Economia

Acionistas do BCP aprovam redução de capital para 3 mil milhões de euros

20 dezembro 2022 17:14

Os acionista do BCP aprovaram esta terça-feira em Assembleia Geral os três pontos da ordem de trabalhos, o mais importante relativo à redução de um terço do capital

20 dezembro 2022 17:14

Os acionistas do BCP aprovaram a redução do capital social em 1,72 mil milhões de euros para 3 mil milhões de euros, ratificaram a nomeação de dois administradores não executivos e elegeram um vogal para a Comissão de Auditoria.

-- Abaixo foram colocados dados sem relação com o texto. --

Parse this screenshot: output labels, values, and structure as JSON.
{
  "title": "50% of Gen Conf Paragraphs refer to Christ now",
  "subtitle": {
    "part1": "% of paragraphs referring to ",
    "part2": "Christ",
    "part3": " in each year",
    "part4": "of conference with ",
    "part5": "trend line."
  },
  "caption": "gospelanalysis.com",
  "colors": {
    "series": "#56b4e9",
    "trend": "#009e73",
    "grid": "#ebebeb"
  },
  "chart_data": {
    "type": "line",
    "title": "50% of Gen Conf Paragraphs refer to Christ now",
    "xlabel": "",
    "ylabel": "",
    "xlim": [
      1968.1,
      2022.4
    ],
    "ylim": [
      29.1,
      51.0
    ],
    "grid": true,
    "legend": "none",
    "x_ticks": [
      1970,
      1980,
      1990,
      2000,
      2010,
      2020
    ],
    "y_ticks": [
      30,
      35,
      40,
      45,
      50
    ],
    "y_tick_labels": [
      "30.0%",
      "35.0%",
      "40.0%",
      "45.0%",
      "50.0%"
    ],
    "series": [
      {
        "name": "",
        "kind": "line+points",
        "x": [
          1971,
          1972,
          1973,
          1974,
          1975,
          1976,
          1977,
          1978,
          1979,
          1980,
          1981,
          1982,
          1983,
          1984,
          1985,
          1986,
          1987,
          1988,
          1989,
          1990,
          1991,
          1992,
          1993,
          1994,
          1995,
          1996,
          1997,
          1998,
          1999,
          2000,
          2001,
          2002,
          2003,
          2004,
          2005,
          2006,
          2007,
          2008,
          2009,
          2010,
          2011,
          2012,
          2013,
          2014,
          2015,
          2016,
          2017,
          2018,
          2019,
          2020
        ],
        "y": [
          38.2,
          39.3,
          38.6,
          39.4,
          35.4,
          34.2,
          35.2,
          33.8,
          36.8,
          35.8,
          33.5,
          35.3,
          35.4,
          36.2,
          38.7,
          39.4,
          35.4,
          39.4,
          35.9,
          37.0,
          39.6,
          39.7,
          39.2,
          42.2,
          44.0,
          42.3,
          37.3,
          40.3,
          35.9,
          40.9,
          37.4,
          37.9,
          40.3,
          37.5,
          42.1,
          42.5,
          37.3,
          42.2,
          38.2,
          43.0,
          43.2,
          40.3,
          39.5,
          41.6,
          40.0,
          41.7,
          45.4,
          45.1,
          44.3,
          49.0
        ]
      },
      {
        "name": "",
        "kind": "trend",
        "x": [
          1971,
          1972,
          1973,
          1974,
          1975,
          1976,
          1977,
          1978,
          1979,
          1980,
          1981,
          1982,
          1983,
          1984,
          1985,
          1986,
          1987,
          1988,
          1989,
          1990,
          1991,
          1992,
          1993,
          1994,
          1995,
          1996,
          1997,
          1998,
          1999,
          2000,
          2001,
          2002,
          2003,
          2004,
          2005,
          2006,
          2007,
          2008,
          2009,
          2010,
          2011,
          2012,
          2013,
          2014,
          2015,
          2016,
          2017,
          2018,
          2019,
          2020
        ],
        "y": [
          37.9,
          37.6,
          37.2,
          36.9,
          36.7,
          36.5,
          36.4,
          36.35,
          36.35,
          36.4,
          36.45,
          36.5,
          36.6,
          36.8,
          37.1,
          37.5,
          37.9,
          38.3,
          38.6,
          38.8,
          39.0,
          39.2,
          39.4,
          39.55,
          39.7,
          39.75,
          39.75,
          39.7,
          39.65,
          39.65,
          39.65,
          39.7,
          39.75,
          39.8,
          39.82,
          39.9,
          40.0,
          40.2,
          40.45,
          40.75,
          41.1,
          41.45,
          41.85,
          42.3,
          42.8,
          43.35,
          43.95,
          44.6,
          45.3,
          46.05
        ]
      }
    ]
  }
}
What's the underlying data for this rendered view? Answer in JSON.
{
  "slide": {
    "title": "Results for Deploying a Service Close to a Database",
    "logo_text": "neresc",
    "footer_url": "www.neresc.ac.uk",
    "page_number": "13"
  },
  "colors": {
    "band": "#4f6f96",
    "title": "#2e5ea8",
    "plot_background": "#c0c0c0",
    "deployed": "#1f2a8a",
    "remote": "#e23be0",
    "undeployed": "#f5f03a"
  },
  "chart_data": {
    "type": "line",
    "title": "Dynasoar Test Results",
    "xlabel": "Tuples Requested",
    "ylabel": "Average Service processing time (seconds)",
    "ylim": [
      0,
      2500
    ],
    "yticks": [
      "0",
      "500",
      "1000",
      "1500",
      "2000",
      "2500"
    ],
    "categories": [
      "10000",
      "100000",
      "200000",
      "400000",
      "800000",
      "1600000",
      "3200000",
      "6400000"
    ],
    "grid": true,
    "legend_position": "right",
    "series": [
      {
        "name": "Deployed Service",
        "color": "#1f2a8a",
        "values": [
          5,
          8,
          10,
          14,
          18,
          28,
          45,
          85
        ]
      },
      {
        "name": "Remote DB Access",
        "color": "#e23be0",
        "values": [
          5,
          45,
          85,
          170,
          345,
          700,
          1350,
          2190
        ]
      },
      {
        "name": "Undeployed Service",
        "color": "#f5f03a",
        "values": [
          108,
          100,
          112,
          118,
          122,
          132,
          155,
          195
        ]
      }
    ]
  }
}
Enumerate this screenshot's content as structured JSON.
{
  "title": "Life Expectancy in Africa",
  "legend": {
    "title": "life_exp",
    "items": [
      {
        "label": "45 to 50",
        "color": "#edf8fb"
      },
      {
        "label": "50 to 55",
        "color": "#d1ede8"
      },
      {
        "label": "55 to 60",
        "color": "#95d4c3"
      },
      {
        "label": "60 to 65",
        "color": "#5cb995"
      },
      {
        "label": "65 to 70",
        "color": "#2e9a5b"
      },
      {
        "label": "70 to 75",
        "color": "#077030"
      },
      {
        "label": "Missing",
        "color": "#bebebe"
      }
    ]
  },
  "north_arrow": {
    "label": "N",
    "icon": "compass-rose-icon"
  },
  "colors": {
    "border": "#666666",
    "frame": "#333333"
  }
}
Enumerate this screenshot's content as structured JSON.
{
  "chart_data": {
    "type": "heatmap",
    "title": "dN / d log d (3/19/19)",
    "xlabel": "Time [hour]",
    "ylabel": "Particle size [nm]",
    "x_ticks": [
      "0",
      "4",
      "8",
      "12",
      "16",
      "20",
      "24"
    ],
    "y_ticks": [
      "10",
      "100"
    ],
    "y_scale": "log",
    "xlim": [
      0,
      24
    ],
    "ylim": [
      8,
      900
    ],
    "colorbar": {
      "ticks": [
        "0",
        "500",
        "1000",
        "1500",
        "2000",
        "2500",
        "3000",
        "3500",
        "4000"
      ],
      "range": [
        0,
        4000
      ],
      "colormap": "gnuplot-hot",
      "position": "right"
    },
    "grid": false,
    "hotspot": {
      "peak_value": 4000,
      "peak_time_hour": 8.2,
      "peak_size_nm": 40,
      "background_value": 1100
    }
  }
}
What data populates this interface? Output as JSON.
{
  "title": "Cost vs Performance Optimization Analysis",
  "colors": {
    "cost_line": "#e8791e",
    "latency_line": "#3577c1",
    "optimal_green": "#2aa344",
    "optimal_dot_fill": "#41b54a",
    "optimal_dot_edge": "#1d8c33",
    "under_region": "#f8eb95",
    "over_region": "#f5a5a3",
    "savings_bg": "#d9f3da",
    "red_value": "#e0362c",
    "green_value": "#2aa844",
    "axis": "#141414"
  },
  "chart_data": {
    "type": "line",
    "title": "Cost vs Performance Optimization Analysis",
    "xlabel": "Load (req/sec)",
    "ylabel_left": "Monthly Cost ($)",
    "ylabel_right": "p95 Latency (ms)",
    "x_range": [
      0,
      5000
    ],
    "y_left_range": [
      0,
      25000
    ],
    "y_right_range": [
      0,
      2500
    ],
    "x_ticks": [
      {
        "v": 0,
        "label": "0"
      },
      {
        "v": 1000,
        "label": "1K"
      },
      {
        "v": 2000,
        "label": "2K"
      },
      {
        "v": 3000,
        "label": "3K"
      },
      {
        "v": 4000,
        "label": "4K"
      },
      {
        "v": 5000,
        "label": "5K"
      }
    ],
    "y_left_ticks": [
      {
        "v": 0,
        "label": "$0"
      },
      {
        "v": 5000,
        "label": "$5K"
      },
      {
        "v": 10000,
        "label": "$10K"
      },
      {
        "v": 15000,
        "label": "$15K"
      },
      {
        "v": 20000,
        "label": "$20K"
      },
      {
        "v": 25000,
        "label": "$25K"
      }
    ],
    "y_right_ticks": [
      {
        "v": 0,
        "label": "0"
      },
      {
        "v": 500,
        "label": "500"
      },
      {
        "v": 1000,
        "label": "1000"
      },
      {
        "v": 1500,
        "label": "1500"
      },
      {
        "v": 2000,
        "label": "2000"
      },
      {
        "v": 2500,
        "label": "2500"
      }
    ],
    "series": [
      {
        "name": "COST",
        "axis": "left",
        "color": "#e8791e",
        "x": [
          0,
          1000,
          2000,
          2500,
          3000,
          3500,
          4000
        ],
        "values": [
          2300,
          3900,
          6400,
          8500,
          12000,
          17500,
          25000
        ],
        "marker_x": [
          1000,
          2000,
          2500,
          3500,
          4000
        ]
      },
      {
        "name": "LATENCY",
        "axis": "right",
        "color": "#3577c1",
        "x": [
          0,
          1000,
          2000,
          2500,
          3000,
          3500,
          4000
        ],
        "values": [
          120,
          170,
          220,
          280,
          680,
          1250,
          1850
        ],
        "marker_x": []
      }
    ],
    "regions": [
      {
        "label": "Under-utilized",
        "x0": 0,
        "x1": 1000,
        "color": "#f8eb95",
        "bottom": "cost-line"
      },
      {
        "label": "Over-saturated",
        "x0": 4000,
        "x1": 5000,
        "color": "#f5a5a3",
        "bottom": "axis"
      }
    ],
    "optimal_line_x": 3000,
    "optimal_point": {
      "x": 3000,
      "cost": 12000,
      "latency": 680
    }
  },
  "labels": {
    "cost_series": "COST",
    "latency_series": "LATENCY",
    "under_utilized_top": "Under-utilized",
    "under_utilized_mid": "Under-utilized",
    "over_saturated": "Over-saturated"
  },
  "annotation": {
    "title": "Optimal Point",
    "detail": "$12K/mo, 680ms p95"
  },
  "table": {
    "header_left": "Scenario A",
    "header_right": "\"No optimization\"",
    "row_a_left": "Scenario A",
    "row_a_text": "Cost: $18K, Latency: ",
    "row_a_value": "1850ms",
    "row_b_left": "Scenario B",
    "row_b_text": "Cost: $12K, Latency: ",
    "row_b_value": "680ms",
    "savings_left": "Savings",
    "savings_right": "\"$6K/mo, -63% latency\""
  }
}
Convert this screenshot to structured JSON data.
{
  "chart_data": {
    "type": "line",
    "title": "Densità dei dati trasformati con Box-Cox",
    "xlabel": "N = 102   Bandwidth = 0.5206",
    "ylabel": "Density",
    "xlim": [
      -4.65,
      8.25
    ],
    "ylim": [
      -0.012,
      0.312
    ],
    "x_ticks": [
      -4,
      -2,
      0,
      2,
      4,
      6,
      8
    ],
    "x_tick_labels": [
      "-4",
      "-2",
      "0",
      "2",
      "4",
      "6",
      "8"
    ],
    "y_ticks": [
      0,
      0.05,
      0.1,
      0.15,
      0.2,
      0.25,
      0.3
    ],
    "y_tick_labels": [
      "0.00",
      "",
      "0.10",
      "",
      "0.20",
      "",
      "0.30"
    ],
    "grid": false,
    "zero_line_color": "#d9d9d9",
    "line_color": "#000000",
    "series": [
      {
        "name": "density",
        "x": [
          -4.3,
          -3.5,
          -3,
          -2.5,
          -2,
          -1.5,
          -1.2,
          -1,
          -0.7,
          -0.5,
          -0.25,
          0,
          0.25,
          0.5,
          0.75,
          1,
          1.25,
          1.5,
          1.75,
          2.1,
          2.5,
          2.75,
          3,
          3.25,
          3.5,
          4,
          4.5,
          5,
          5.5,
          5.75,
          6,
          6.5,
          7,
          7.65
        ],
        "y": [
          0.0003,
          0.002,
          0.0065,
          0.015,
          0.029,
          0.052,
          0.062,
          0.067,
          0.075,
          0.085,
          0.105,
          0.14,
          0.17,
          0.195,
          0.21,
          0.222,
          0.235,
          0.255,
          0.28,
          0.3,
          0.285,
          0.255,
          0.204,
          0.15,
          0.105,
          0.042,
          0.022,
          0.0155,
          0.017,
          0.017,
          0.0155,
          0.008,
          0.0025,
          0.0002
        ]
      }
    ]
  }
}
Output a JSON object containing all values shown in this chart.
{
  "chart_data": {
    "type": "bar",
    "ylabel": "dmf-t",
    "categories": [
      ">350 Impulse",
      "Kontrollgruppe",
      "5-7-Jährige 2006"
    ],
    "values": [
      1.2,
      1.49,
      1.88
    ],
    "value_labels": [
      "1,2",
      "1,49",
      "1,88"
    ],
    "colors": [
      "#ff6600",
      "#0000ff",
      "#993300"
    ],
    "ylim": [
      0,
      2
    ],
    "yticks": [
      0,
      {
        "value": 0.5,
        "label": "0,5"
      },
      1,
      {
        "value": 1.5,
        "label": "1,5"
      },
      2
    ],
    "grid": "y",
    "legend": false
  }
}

A Assembleia Geral (AG) desta terça-feira contou com a participação de detentores de 63,57% do capital social do banco. E os três pontos da ordem de trabalhos foram aprovados por maioria.

O ponto mais importante desta AG era a redução do capital anunciada pela gestão do BCP, liderado por Miguel Maya. Trata-se de uma operação que prevê a redução do capital social em 1,72 mil milhões de euros para 3 mil milhões, mas que, segundo o banco, não terá repercussões no número de ações - mantêm-se as 15 mil milhões de ações, embora esta operação corresponda a um corte de um terço no capital.

Embora não seja dito, esta operação serve sobretudo para reforçar o montante a distribuir aos seus acionistas.

Esta é a segunda vez que o BCP avança numa redução do capital. A primeira foi em 2018 e serviu para remunerar os acionistas .

Os principais acionistas do BCP são a Fosun, com 29,95% do capital, e a Sonangol, com 19,49% do capital, ou seja 49,44% das 15 mil milhões ações do banco.

Na ordem de trabalhos relativa à redução de capital era apenas dito que esta servia para "aumentar a flexibilidade para tomar decisões de gestão".

Nomeações feitas


O segundo ponto visa ratificar a indicação dos dois administradores que faltavam para o Conselho de Administração: Altina Sebastián, ex-CGD e Pedro Ferreira Malaquias, advogado da Uría Menéndez - Proença de Carvalho com anos de experiência no BCP.

Ambos farão parte do mandato 2022-2025 depois da recusa de dois administradores nomeados terem declinado os convites. Uma delas foi Clara Raposo, presidente do ISEG que foi para a administração do Banco de Portugal. O outro foi Teófilo da Fonseca, que declinou o convite inicial apresentando motivos de ordem pessoal.

Altina Sebastián foi administradora não executiva da CGD entre 2018 e 2021. É professora de finanças em várias universidades. Pedro Malaquias, sócio do escritório de advogados Uría Menéndez - Proença de Carvalho, fez carreira desde o BPA (banco integrado no BCP), esteve no próprio BCP no final do século passado e é consultor jurídico da Associação Portuguesa de Bancos, de acordo com o currículo do escritório.

Ambos serão membros não executivos no mandato de 2022 a 2025 e terão agora de esperar pela luz verde do Banco Central Europeu.

O terceiro ponto da ordem de trabalhos foi a eleição de um vogal suplente para a Comissão de Auditoria relativo ao mandato 2022-2025. Para este cargo foi eleita a administradora não executiva independente Altina Sebastián, caso seja necessário. Ou seja, caso ocorra uma vaga nesta comissão.

Noticia corrigida esta quarta-feira às 8 horas e 27 minutos, relativamente à totalidade das participações da Fosun e Sonangol que somam 49,44% e não mais do que 50%.